With the pounding completed, I moved on to cutting the rocker panel patch to fit the cut away opening. When I cut out the rusted sheetmetal, I tried to make my cuts horizontal or vertical. Doing this kept the measurement fairly straightforward and the cuts fairly easy to make. In less than an hour I had the patch cut to shape and the 5/16ths holes ready drilled for the lower plug welds. Next, I grabbed the Lucy’s extinguisher, donned my welding garb, closed the garage door to keep out drafts, and went at it. There were some matching issues between creases in the body and those in the panel at the door opening, so I had to decide what to line up. I decided the sealing face for the door weatherstrip was the critical surface, so I worked off that. I’ll be able to blend the mismatched surfaces, and since they don’t affect door fitment, it’s not a problem.

I got the panel tacked in, the plug welds completed, and was working on filling in between the tacks, when I decided to knock off for the night.

Monday, April 4, 2011

Carbs and Patches

Saturday afternoon, with the rain falling outside, I sequestered myself in the kerosene warmth of my garage. The grotty carburetor I’d given an overnight soak to last week was at the top of my weekend work list. I really wanted to remove and clean out the jet, but it would not budge from its home at the bottom of the carb bowl. Not wanting to destroy the jet, I stopped short of taking the stubborn assembly to the drill press. Instead, I took the chance that the soaking had cleaned out the jet sufficiently, and put the carb back together with fresh gaskets, needle and seat, and accelerator pump cup. I also segregated a couple carbs that I would send back to Phil (the source of the rusty 4-door who’s been patiently waiting for me to return the carbs that came with the engine I’d borrowed from him). The final carburetor callisthenic I went through was making sure the needle-and-seat in one of Ringo’s carbs had been replaced with a functioning one.

It was then time to don the nitrile gloves and apply POR-15 to the metal surfaces that would soon be covered by passenger side rocker panel and front fender patches. I only had to race into the house twice to remove small black splatters from my face before they cured to irremovable, unexplainable black freckles.
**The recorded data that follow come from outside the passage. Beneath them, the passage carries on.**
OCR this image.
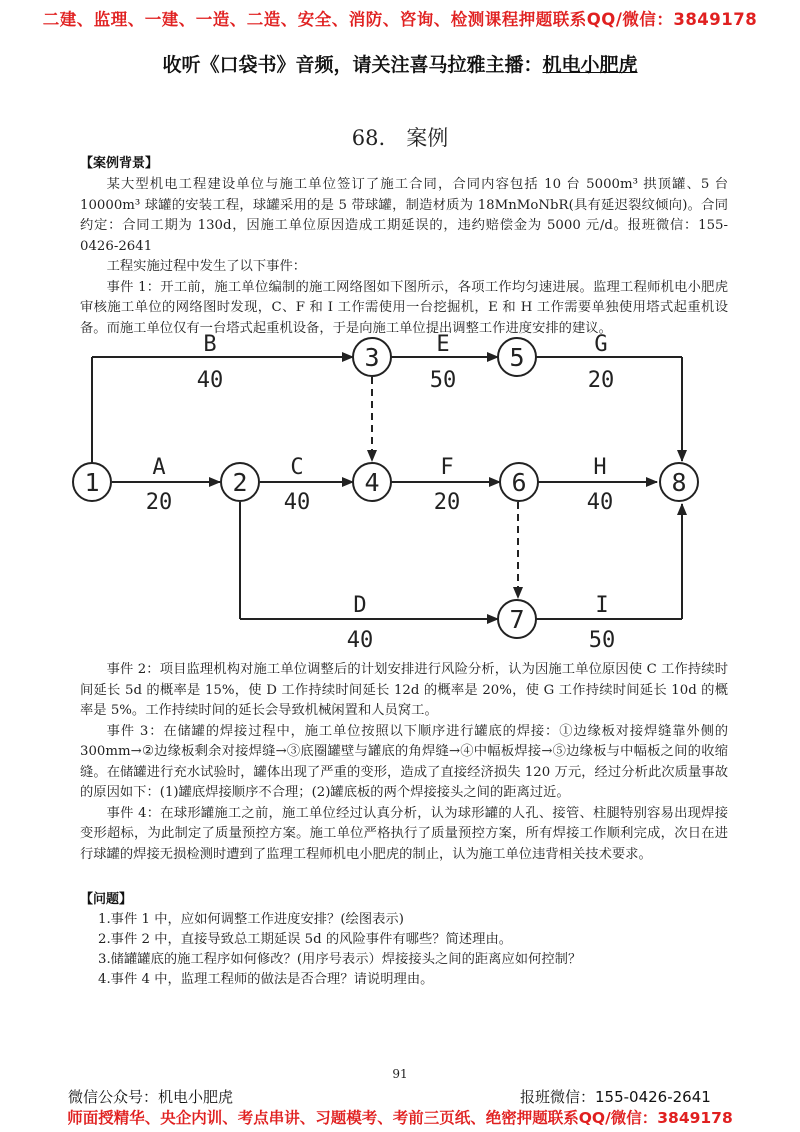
二建、监理、一建、一造、二造、安全、消防、咨询、检测课程押题联系QQ/微信：3849178
收听《口袋书》音频，请关注喜马拉雅主播：机电小肥虎
68.　案例
【案例背景】

某大型机电工程建设单位与施工单位签订了施工合同，合同内容包括 10 台 5000m³ 拱顶罐、5 台 10000m³ 球罐的安装工程，球罐采用的是 5 带球罐，制造材质为 18MnMoNbR(具有延迟裂纹倾向)。合同约定：合同工期为 130d，因施工单位原因造成工期延误的，违约赔偿金为 5000 元/d。报班微信：155-0426-2641

工程实施过程中发生了以下事件：

事件 1：开工前，施工单位编制的施工网络图如下图所示，各项工作均匀速进展。监理工程师机电小肥虎审核施工单位的网络图时发现，C、F 和 I 工作需使用一台挖掘机，E 和 H 工作需要单独使用塔式起重机设备。而施工单位仅有一台塔式起重机设备，于是向施工单位提出调整工作进度安排的建议。

1	2
3
4
5
6
7
8
B
40
E
50
G
20
A
20
C
40
F
20
H
40
D
40
I
50

事件 2：项目监理机构对施工单位调整后的计划安排进行风险分析，认为因施工单位原因使 C 工作持续时间延长 5d 的概率是 15%，使 D 工作持续时间延长 12d 的概率是 20%，使 G 工作持续时间延长 10d 的概率是 5%。工作持续时间的延长会导致机械闲置和人员窝工。

事件 3：在储罐的焊接过程中，施工单位按照以下顺序进行罐底的焊接：①边缘板对接焊缝靠外侧的 300mm→②边缘板剩余对接焊缝→③底圈罐壁与罐底的角焊缝→④中幅板焊接→⑤边缘板与中幅板之间的收缩缝。在储罐进行充水试验时，罐体出现了严重的变形，造成了直接经济损失 120 万元，经过分析此次质量事故的原因如下：(1)罐底焊接顺序不合理；(2)罐底板的两个焊接接头之间的距离过近。

事件 4：在球形罐施工之前，施工单位经过认真分析，认为球形罐的人孔、接管、柱腿特别容易出现焊接变形超标，为此制定了质量预控方案。施工单位严格执行了质量预控方案，所有焊接工作顺利完成，次日在进行球罐的焊接无损检测时遭到了监理工程师机电小肥虎的制止，认为施工单位违背相关技术要求。

【问题】
1.事件 1 中，应如何调整工作进度安排？(绘图表示)
2.事件 2 中，直接导致总工期延误 5d 的风险事件有哪些？简述理由。
3.储罐罐底的施工程序如何修改？(用序号表示）焊接接头之间的距离应如何控制？
4.事件 4 中，监理工程师的做法是否合理？请说明理由。
91
微信公众号：机电小肥虎	报班微信：155-0426-2641
师面授精华、央企内训、考点串讲、习题模考、考前三页纸、绝密押题联系QQ/微信：3849178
Yesterday, with the weather’s cooperation, I was finally able to get Lucy’s engine running smoothly again. It took three trips to carry tools and carburetors out to the curb where Lucy waited. I first swapped the recently rebuilt carb onto the right-side head. The engine started right up and fast-idled without the previous whooshing sound. Sadly, the right side never heated up which indicated the carb was not functioning properly – probably the jet was indeed clogged. Next up was the Ringo carb I’d put the new needle-and-seat into. It oozed gas all over, so there’s still something wrong with it. Finally, I bolted on the racing carb that had been on the car when she was running right. As expected, everything worked fine again. The reason I'd left that one until the end was I don’t like the slight hesitation I get with that carb when I accelerate. I was really hoping the rebuilt one would perform properly, so I didn’t have that irritation to still deal with. With the carbs re-balanced and the idel set to 700 rpm, I shut Lucy’s engine lid and toted tools and carbs back to the garage.

After playing musical carburetors I closed myself in the garage for more bodywork games. I cut down the front fender patch and was surprised to find it fit perfectly. I then loaded my welder with a fresh spool of .023 wire, and about two hours later, I had welded on four patches – three on the drivers side and one on the passenger side. There is a LOT of grinding in my future.